Later, he worked in his yard, bent over 90-degrees at the waist, and pulled weeds along the sidewalk. Did this for most of an hour.

He went to collect his unemployment check, and in a happenstance too good to be true, stood in a line outside a temporary building between two attractive young women, and tried to talk to both of them at the same time. With one fore and one aft, he was swiveling his injured neck like somebody watching a tennis match. Not quite as much as the little girl possessed in The Exorcist, but enough so that his injury didn't seem to be bothering him.

He jogged down the street to catch a passing friend ...

After three days, I stopped being a homeless drunk. I went to the office, wrote my report and turned in my film.

I still consider that one of the less clever things I have done, that case. I recall going to use the phone once, next to a trashed laundromat, and seeing "Kill Whitey!" scratched into the glass of the booth. There were still a lot of militants around, and being in the wrong neighborhood with the wrong skin color could get you thumped on either end of the spectrum. Didn't worry me a whit. I was bulletproof.

Truly there must be angels who watch out for fools and children. I must have had a platoon working shifts to keep me alive.

As for Henry? Well, come his day in court, he showed up in a wheelchair, wearing a neck brace, and in much apparent pain. I testified as to what I had seen. Henry stared at me as if I were the biggest liar who ever lived.
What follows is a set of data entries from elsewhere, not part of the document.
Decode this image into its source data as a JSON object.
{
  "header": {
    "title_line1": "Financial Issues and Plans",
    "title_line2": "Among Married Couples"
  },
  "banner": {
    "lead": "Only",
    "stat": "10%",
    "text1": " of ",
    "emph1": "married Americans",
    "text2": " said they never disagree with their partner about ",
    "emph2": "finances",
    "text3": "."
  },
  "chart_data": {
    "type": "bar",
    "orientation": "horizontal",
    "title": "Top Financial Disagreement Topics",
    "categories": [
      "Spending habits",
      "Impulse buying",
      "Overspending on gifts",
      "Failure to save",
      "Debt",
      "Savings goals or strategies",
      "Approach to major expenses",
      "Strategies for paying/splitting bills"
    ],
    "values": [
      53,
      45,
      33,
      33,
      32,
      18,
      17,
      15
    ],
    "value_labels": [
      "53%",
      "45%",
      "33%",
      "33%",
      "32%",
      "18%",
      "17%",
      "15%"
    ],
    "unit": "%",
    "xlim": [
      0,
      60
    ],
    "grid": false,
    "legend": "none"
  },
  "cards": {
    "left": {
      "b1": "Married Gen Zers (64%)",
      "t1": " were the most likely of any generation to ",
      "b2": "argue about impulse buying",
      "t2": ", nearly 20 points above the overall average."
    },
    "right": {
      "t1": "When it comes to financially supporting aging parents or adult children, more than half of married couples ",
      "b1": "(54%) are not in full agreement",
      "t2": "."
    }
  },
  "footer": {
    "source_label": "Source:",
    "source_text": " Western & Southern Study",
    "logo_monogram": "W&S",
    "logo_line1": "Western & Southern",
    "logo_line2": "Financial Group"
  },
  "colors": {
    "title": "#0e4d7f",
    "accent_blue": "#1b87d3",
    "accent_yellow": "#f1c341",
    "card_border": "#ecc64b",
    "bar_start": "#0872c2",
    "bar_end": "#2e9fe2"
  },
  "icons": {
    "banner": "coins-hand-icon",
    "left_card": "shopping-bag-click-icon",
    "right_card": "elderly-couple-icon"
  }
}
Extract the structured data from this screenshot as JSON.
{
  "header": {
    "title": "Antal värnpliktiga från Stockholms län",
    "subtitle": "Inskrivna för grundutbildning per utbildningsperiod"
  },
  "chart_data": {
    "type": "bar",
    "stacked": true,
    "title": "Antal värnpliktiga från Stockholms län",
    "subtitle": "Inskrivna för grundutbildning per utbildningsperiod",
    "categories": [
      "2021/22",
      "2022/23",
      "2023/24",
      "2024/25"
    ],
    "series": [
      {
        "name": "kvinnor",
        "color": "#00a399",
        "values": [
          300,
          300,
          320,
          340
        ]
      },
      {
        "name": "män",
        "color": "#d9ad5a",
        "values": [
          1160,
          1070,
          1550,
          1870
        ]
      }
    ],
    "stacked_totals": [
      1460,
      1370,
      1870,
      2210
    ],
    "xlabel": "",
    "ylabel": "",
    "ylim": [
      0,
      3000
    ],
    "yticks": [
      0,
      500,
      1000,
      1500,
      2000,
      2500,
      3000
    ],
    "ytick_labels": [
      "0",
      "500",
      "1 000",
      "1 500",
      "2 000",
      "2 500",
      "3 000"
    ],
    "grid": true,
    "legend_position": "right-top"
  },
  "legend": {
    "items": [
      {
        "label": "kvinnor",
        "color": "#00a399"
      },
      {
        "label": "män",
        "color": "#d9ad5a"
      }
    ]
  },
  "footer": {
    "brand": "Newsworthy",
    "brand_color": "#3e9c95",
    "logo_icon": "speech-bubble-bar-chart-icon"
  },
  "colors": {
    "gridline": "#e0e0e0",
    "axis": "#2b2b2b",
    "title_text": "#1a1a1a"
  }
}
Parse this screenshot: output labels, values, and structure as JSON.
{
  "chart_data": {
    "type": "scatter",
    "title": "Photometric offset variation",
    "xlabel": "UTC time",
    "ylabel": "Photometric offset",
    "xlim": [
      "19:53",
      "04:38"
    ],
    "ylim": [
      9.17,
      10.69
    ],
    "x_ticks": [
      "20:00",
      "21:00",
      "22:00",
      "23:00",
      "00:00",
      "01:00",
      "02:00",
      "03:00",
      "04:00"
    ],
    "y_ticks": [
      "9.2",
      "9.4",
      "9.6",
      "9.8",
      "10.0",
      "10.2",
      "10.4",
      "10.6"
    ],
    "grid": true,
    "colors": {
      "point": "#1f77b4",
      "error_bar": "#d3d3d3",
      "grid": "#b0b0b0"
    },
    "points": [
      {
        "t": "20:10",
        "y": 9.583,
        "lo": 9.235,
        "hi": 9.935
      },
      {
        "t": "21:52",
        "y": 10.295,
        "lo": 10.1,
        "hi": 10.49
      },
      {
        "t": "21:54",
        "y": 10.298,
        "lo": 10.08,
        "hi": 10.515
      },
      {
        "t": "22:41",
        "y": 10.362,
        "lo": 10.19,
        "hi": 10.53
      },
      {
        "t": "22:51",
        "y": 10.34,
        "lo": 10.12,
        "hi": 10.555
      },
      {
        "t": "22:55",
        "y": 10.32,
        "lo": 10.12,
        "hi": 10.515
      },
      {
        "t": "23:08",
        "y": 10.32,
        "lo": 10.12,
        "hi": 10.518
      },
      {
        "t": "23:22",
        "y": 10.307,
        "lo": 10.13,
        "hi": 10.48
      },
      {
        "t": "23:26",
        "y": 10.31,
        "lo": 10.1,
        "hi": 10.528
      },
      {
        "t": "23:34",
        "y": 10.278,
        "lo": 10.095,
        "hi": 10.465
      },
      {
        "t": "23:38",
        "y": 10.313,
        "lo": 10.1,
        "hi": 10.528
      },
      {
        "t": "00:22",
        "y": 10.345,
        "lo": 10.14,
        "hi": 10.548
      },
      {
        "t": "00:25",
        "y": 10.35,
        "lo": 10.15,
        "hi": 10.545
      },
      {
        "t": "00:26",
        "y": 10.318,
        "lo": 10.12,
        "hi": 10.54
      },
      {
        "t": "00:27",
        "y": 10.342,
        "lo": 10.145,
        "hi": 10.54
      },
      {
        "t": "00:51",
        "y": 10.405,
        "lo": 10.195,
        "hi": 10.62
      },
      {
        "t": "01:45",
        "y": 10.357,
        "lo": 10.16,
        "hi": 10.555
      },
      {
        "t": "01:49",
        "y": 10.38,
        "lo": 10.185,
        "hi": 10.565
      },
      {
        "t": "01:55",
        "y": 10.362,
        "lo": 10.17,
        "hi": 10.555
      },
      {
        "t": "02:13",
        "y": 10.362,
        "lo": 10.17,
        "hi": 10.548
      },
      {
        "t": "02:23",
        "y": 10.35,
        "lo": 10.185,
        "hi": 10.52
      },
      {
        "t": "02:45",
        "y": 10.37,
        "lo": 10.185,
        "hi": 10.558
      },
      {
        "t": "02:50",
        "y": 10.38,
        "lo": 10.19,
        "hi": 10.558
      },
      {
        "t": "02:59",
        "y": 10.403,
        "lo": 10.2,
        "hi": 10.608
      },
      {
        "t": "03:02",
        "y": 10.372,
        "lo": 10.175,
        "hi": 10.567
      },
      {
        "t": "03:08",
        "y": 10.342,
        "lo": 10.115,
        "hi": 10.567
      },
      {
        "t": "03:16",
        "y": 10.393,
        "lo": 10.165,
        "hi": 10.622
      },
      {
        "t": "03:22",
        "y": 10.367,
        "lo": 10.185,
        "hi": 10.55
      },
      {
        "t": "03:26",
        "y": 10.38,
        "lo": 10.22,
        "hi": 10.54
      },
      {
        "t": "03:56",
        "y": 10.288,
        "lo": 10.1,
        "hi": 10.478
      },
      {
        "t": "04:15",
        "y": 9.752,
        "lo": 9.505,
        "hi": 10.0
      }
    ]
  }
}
I set up my projector and screen and ran my film. Only eight minutes, but not a frame of it was of Henry standing idle.

After it was done and the lights came up, the judge -- no jury here -- looked at Henry. You move pretty good for a cripple, he allowed. (This in the days when such a word was still used in polite company.)

Henry said, "Well, your honor, yeah, I was feeling better for while. But, you know, after I did all that? I had to go and lie down."

The judge shook his head.

Henry did not receive a large settlement. He was lucky he got to keep what he had already collected.